Friday, September 7, 2012

Calgary icons are public treasures

The lions were created in the likeness of the bronze lions at the base of the
Nelson monument in London’s Trafalgar Square, to reflect
Calgary’s ties to the British Empire in the early 20th Century. 
An ordinary spring day in 1917 Calgary turned historic when four massive concrete lions took their place atop the four corner kiosks of the newly constructed Centre Street Bridge. There, they would guard the bridge’s north and south entrances for the next 83 years.

Originally designed to pay homage to Canada’s ties to the British empire, over the course of the lions’ reign they became well-known symbols of Calgary’s strength, integrity and independent character, and the subject of strong emotional attachment to its citizens.

Efforts to preserve the original lions have been extensive. Exposure to the freeze-thaw cycles of Calgary’s weather and the vibrations of traffic on the bridge made the sculptures more fragile with each passing year. Many attempts to patch the cracks hid, but didn’t stop their deterioration.

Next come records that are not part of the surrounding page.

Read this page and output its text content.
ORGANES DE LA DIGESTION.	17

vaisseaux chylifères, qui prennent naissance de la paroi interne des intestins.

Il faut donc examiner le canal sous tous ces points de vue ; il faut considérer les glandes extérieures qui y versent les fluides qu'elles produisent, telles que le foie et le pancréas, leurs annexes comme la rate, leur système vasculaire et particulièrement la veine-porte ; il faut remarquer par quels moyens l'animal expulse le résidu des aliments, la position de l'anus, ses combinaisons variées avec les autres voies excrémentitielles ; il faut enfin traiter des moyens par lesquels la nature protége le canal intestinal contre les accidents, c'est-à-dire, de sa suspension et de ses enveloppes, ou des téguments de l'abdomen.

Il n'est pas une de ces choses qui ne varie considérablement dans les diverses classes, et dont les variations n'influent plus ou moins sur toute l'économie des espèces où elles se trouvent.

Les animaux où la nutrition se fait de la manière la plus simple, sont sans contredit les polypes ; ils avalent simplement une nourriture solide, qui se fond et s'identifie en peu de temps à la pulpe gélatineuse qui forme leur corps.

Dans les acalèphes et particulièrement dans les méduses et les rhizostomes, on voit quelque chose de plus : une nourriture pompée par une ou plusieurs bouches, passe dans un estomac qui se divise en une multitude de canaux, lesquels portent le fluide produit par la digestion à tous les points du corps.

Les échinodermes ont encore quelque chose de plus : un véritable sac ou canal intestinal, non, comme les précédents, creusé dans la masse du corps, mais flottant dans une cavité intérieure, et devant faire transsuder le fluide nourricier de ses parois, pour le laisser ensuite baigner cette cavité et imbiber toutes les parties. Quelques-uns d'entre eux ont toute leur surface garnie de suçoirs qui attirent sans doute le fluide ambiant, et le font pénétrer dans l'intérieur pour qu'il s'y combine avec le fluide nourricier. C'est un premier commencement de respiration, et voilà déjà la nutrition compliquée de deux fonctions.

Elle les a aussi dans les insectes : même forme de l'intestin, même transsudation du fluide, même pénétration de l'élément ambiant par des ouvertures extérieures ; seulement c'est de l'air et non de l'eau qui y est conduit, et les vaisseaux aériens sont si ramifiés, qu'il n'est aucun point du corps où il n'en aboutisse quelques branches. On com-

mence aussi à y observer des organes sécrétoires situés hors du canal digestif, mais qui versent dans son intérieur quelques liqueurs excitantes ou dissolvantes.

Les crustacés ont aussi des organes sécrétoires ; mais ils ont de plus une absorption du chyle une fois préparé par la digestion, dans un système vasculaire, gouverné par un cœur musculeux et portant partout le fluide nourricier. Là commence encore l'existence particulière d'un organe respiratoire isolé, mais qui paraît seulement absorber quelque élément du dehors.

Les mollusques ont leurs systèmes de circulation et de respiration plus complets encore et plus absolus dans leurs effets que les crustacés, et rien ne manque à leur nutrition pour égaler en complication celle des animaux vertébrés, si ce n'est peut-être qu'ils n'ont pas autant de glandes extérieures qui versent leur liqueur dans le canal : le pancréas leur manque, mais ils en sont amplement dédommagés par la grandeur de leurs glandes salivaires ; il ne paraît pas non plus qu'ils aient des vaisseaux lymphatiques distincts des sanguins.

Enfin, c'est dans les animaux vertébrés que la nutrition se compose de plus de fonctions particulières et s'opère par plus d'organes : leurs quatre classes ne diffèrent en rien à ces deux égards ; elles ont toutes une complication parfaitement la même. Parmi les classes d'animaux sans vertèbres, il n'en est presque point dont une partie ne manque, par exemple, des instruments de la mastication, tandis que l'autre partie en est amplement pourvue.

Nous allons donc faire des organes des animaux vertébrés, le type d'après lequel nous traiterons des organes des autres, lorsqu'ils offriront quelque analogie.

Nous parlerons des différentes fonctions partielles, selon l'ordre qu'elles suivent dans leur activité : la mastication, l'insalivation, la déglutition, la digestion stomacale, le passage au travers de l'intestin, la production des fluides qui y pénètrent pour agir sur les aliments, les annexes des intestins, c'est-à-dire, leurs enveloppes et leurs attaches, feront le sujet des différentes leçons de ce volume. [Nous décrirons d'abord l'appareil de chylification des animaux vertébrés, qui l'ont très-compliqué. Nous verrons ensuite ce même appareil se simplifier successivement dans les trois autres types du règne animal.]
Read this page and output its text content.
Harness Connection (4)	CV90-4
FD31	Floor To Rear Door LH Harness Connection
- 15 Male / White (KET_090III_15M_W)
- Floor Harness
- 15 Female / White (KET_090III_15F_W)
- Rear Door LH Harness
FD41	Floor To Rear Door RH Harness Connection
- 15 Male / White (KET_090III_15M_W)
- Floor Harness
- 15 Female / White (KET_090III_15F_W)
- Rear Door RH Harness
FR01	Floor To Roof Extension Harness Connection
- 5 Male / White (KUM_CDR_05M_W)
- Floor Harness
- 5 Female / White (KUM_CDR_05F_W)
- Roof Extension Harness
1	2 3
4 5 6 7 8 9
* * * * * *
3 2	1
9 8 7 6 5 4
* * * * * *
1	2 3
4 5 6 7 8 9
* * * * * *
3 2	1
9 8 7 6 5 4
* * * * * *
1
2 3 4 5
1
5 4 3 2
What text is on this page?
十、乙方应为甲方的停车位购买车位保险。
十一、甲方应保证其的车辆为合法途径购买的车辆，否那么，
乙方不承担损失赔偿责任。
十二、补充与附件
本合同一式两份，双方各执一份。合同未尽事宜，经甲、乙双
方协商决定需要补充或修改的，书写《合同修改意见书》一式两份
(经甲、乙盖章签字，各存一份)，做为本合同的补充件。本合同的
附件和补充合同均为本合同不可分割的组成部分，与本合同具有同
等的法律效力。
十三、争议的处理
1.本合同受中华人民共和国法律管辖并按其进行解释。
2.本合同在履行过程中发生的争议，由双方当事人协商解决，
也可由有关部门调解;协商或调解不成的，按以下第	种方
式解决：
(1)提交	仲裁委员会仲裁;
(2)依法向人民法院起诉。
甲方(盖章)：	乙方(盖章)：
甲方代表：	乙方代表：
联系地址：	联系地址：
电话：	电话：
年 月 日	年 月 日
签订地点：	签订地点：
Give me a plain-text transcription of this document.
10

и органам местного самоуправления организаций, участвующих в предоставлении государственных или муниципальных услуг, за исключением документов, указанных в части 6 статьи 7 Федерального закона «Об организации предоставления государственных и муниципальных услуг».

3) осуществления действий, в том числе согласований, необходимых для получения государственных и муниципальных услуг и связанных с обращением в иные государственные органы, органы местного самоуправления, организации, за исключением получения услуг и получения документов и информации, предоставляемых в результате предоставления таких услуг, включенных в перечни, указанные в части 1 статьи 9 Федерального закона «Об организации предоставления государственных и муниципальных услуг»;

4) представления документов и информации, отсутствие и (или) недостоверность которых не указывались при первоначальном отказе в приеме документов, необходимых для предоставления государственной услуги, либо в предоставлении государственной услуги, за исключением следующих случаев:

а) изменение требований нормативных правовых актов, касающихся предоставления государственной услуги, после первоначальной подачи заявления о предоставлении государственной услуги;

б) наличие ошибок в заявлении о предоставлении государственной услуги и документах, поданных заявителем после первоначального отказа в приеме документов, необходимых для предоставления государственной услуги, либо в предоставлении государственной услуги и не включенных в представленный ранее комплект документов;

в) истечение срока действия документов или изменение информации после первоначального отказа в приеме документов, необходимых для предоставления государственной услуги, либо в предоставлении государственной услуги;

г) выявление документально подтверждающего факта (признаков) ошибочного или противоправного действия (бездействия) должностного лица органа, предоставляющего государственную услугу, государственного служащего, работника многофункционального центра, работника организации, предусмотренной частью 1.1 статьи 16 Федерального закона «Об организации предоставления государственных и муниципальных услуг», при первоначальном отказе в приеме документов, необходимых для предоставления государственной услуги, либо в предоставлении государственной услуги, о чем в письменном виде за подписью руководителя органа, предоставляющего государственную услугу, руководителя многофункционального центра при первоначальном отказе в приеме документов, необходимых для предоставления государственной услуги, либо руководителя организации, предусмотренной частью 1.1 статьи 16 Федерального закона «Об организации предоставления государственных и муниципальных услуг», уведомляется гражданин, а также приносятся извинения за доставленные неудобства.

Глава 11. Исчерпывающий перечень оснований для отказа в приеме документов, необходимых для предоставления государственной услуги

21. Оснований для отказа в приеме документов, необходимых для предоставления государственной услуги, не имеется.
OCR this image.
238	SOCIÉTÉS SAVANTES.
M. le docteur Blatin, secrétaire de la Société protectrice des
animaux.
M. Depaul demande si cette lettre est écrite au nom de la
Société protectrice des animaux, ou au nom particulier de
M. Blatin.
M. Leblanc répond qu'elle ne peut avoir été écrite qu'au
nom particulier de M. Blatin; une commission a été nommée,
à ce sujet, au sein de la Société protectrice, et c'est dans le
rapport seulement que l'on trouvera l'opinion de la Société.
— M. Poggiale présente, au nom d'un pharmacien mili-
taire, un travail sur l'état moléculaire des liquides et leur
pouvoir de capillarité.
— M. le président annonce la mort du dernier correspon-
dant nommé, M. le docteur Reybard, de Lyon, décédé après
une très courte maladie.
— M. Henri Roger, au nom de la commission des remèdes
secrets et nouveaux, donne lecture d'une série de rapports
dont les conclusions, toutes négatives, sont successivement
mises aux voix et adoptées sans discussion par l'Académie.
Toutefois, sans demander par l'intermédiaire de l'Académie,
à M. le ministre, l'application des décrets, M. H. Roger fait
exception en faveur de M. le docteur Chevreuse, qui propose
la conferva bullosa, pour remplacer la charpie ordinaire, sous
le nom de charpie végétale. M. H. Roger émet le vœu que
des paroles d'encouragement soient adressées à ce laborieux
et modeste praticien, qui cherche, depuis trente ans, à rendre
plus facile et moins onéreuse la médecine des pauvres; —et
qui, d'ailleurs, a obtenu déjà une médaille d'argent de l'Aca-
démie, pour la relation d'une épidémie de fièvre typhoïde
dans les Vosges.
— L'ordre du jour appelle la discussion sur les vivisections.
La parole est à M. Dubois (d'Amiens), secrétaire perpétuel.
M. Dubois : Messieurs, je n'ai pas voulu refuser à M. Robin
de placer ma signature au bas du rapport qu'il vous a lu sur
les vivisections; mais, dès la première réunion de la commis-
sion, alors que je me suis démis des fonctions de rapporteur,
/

Major repair projects in the 70s and 80s on the bridge and lion statues extended their life, and in 1992 both were designated a Municipal Historic Resource. A year later the lions were designated to the inventory of The City’s Public  Art Collection.

Six years later, in 1999, the Centre Street Bridge was closed for major renovations. The lions had to be removed to accommodate the work, at which time a consulting firm was commissioned to conduct an assessment of the lions’ physical condition. It wasn’t good.

That assessment led to a recommendation to Council from the Calgary Heritage Authority to fully restore the southwest lion, deemed to be in the best condition, for the purpose of creating a cast and mould to make four new replacement lions to install on the renovated bridge when it reopened in 2000. The restored original can be seen perched at the entrance of the Municipal Building, where  it has proudly greeted thousands of visitors every year since its unveiling in 2003.

Council of the day also agreed to repair two of the remaining three lions and relocate them to a publicly accessible, protected environment. A campaign to raise the necessary funds was unsuccessful and the three have remained in storage ever since. They are too frail to be moved so they are cared for with tarp covers in the winter and airing in the summer. However, given the original construction materials and ongoing exposure to the elements, the lions continue to deteriorate, as confirmed by a second condition assessment conducted this past spring. A permanent solution is urgently needed and The City has made it a priority.

To come up with a shortlist of feasible solutions, The City’s Public Art and Urban Design & Heritage staff engaged the input and expertise of the Calgary Heritage Authority, the Calgary Heritage Initiative and the Public Art Board.  They have reviewed the new physical condition assessment report, they know the lion’s history, they know their historic and cultural value, and they know there are risks and costs associated with any recommendation they put forward for public input.

The group reconvenes next month and will meet monthly to weigh all these factors and collaborate on a series of recommendations. Calgarians will be invited to join the discussion to ensure public interest is reflected in whichever  recommendation is presented for Council deliberation.